図17(a)は、管理テーブル580のスロットバリュー抽出モデル583の「3A」で特定される学習データ550(3A)である。学習データ550(3A)は、ID551、想定入力文字列552、スロットとバリュー553を含む。ID551の「1」に示すように、想定入力552には、例えば、目的地のみの情報として、「国分寺駅まで行きたい」が登録され、スロットとバリュー553には、例えば、スロットとして、「<目的地>」が登録され、バリューとして、「国分寺駅」が登録される。また、ID551の「3」に示すように、想定入力552には、出発地のみの情報として、「勝田駅から行きたい」が登録され、スロットとバリュー553には、スロットとして、「<出発地>」が登録され、バリューとして、「勝田駅」が登録される。
【0065】
図17(b)は、管理テーブル580のスロットバリュー抽出モデル583の「3B」で特定される学習データ550(3B)である。学習データ550(3B)は、ID551、想定入力文字列552、スロットとバリュー553を含む。ID551の「1」に示すように、学習データ550(3B)の想定入力552には、例えば、目的地のみの情報として、「国分寺駅まで行きたい」が登録され、スロットとバリュー553には、例えば、スロットとして、「<目的地>」が登録され、バリューとして、「国分寺駅」が登録される。
【0066】
図17(c)は、管理テーブル580のスロットバリュー抽出モデル583の「3C」で特定される学習データ550(3C)である。学習データ550(3C)は、ID551、想定入力文字列552、スロットとバリュー553を含む。

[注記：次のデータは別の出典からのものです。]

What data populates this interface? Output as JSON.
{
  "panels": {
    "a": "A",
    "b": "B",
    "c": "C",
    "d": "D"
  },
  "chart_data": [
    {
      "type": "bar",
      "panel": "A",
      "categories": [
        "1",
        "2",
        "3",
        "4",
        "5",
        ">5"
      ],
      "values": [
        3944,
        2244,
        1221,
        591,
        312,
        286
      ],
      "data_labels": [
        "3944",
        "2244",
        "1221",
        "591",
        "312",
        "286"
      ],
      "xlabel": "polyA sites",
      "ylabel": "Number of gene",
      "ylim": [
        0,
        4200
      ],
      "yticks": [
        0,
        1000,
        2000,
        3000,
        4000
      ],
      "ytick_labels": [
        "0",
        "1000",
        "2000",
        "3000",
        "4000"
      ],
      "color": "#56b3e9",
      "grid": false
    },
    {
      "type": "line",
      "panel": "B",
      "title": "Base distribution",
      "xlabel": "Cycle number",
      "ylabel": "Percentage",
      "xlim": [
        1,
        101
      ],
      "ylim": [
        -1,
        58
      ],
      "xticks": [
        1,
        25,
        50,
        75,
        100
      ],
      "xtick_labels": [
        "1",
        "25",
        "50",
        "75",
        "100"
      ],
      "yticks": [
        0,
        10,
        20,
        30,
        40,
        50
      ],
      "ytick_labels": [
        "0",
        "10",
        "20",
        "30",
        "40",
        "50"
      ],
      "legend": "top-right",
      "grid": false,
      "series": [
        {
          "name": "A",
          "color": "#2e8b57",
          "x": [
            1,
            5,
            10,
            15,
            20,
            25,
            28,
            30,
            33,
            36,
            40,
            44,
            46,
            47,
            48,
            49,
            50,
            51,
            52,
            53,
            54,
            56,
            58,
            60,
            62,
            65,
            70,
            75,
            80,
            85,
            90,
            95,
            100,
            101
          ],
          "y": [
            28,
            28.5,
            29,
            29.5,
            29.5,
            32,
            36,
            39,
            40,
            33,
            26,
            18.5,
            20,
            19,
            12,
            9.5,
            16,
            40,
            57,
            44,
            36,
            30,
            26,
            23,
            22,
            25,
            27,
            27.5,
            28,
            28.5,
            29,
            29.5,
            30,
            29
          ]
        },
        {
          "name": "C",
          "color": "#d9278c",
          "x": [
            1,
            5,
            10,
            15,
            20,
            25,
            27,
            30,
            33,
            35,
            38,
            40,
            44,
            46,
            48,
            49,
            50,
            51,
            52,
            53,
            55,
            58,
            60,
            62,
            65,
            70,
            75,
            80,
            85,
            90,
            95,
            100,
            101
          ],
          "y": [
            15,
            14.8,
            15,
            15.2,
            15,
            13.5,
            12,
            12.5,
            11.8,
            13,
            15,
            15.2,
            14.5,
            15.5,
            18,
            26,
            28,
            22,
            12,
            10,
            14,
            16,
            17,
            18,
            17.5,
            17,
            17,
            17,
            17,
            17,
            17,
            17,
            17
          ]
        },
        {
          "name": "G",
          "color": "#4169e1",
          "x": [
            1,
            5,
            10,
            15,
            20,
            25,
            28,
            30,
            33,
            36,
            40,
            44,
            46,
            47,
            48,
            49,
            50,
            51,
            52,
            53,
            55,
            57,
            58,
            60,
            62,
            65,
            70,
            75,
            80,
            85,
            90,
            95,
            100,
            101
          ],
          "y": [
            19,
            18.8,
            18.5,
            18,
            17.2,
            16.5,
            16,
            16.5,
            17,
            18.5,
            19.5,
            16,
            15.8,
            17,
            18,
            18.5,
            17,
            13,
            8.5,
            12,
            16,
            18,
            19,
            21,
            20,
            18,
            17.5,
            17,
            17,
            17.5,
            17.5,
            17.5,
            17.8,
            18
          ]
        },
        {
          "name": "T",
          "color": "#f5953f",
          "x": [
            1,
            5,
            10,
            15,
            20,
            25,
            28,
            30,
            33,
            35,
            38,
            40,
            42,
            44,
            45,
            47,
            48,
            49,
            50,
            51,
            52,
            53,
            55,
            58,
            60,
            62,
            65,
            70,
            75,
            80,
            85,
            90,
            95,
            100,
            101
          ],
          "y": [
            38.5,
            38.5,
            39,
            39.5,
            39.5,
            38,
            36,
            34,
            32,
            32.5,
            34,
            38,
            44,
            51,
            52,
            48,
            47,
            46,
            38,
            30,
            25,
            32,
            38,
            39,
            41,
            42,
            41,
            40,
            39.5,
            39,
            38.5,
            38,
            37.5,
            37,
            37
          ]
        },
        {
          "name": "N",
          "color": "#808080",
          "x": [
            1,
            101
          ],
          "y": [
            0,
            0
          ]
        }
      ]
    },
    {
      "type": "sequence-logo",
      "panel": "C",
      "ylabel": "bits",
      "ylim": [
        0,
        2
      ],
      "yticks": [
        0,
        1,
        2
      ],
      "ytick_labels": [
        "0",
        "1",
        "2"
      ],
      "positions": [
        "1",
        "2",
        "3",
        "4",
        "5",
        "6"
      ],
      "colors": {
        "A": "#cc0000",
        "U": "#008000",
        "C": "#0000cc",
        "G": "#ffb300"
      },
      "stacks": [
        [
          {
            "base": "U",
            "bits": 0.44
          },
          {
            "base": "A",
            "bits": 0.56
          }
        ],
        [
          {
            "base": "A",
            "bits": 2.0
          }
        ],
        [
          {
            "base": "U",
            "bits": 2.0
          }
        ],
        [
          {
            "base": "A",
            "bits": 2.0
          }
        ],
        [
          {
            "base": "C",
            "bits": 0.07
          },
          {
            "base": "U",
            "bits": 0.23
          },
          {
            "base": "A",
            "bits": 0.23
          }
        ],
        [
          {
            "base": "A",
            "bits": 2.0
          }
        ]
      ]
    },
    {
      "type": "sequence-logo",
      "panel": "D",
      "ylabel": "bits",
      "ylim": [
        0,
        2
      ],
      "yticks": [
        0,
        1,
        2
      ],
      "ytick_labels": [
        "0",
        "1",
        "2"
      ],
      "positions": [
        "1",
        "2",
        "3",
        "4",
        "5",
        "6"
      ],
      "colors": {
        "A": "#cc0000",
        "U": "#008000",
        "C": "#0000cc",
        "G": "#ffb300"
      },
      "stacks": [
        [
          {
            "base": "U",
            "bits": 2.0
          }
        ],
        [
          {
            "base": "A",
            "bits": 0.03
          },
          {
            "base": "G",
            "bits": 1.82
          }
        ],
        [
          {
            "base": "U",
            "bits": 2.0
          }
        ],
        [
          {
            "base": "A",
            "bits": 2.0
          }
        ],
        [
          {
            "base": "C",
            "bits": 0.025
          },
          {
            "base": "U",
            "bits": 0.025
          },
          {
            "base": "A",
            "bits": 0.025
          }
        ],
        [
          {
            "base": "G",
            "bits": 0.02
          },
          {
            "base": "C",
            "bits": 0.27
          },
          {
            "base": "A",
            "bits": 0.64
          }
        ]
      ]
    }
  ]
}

ID551の「1」に示すように、学習データ550(3C)の想定入力552には、例えば、出発時刻と出発地の情報として、「10時発で勝田駅から行きたい」が登録され、スロットとバリュー553には、例えば、スロットとして、「<出発地>」が登録され、バリューとして、「勝田駅」が登録されると共に、スロットとして、「<出発時刻>」が登録され、バリューとして、「10時」が登録される。また、ID551の「2」に示すように、学習データ550(3C)の想定入力552には、出発地のみの情報として、「勝田駅から行きたい」が登録され、スロットとバリュー553には、スロットとして、「<出発地>」が登録され、バリューとして、「勝田駅」が登録される。
【0067】
図17(d)は、管理テーブル580のスロットバリュー抽出モデル583の「3D」で特定される学習データ550(3D)である。学習データ550(3D)は、ID551、想定入力文字列552、スロットとバリュー553を含む。ID551の「1」に示すように、学習データ550(3D)の想定入力552には、例えば、出発時刻と出発地の情報として、「10時発で勝田駅から行きたい」が登録され、スロットとバリュー553には、例えば、スロットとして、「<出発地>」が登録され、バリューとして、「勝田駅」が登録されると共に、スロットとして、「<出発時刻>」が登録され、バリューとして、「10時」が登録される。また、ID551の「2」に示すように、学習データ550(3D)の想定入力552には、出発時刻のみの情報として、「10時発に乗りたい」が登録され、スロットとバリュー553には、スロットとして、「<出発時刻>」が登録され、バリューとして、「10時」が登録される。
【0068】
本実施の形態によれば、実施の形態1に記載の音声対話システム2000において、複数のスロットバリュー抽出モデルを第1のスロットバリュー抽出モデルから第3のスロットバリュー抽出モデルに切替えることにより、高精度なスロットバリュー抽出モデルの抽出が可能になる。また、複数のスロットバリュー抽出モデルの作成に必要な作業コストを軽減することができる。
【0069】
尚、本発明者によってなされた発明を実施の形態に基づき具体的に説明したが、本発明は、前記実施の形態に限定されるものではなく、その要旨を逸脱しない範囲で種々の変更が可能であることはいうまでもない。例えば、バリューリスト510、回答文リスト520をモデル作成装置1100に配置することもできる。
【0070】
本発明は、音声対話システムを備えた対話用ロボットや、テキスト対話システムを備えたチャットボットなど、音声及びテキストを入力とした対話システムに広く適用することができる。
【0071】
また、上記の各構成、機能等は、それらの一部又は全部を、例えば、集積回路で設計する等によりハードウェアで実現してもよい。また、上記の各構成、機能等は、プロセッサがそれぞれの機能を実現するプログラムを解釈し、実行することによりソフトウェアで実現してもよい。各機能を実現するプログラム、テーブル、ファイル等の情報は、メモリや、ハードディスク、SSD(Solid State Drive)等の記録装置、または、IC(Integrated Circuit)カード、SD(Secure Digital)メモリカード、DVD(Digital Versatile Disc)等の記録媒体に記録して置くことができる。